FEAST coordinator Whitney Hartzell said, “It has been amazing to see the youth inspired by the members of the community that are keeping the island’s agricultural heritage alive. The Bullock’s homestead and nursery, are leaders in the permaculture world”.
The permaculture section of the FEAST course began with a detailed tour of the different “zones,” which include multiple gardens, wildlife habitat, plant guilds, and irrigation and solar systems. During the tour, the students enhanced their visual observation skills by walking each other around blindfolded. Without sight, students found themselves smelling, listening carefully, and feeling their way through the garden. When they reconvened to describe their experience they described details such as rough leaves, smooth bark, temperature and moisture changes in the grass beneath them, alarm calls from birds, sweet smells, herbs and earthy smells. Kearsley encouraged the students to take the observation techniques they practiced during the course with them to the different farms and gardens they will be visiting this summer
Students learned about guild planting (planting complementary plants together to insure successful growth), incorporating different zones within a design, installing drip lines, and prorogating different plants to preserve and promote genetic diversity.

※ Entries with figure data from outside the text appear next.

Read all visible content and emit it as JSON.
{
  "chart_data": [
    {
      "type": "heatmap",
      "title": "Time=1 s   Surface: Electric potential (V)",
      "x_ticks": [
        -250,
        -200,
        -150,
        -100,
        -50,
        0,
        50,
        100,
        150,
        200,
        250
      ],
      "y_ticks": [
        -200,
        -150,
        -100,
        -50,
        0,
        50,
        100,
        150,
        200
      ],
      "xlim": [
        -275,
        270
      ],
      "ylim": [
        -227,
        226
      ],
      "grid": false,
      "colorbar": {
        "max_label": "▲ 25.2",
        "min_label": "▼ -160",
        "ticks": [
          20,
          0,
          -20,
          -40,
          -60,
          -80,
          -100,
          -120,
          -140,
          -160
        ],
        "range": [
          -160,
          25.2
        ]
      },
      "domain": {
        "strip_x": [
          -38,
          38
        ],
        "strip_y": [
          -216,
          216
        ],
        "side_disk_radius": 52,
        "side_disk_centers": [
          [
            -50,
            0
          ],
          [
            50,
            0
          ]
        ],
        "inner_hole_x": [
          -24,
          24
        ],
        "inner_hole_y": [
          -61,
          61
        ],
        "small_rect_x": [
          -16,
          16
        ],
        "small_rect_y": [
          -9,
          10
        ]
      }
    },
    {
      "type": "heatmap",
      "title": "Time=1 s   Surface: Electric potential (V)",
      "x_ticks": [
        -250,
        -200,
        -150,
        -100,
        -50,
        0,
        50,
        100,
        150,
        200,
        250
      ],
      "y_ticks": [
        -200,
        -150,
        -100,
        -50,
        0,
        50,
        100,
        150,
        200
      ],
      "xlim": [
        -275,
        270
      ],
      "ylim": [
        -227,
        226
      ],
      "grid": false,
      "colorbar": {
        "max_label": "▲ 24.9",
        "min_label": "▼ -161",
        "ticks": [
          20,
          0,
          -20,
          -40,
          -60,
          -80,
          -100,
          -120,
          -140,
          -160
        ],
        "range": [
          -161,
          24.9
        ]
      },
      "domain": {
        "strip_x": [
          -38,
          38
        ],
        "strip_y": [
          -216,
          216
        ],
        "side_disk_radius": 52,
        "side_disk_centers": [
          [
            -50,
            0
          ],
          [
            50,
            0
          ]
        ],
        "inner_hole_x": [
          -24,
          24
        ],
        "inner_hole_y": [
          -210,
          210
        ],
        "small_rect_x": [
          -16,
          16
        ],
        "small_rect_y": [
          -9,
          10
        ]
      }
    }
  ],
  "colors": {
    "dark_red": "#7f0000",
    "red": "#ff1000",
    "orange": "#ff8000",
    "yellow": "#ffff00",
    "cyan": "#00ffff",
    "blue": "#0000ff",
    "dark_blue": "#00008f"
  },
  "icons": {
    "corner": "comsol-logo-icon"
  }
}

This week, the FEAST program brings the crew to Kyler Townsend who will be teaching a two-day myco-remediation course. – improving the soil through mushroom cultivation. Students will propagate their own mushrooms, learn of the many uses of fungi to clean up contaminants and toxins found in polluted environments throughout the world.
Later in the week, the group will learn to make Seed Balls by combining clay, compost and a variety of seeds. This natural farming technique creates small-scale seed habitats to distribute in gardens, yards, abandoned urban lots and industrial zones.
FEAST students will teach a Seed Ball workshop, open to everyone through the Orcas Island Recreation Program. Those interested in participating are asked to meet at the FEAST Garden, in the center of Eastsound next to The Kitchen, on Friday the June 27 at 1 p.m.
FEAST students will man a booth at the Saturday Farmers Market on June 28, where they are available to answer questions about permaculture, myco-remediation and seed balls.
As Bullocks’ intern Charly Robinson said, “I am really looking forward to the day they take over the world.” This summer’s amazing crew of young people are eager to share what they know and what they are learning.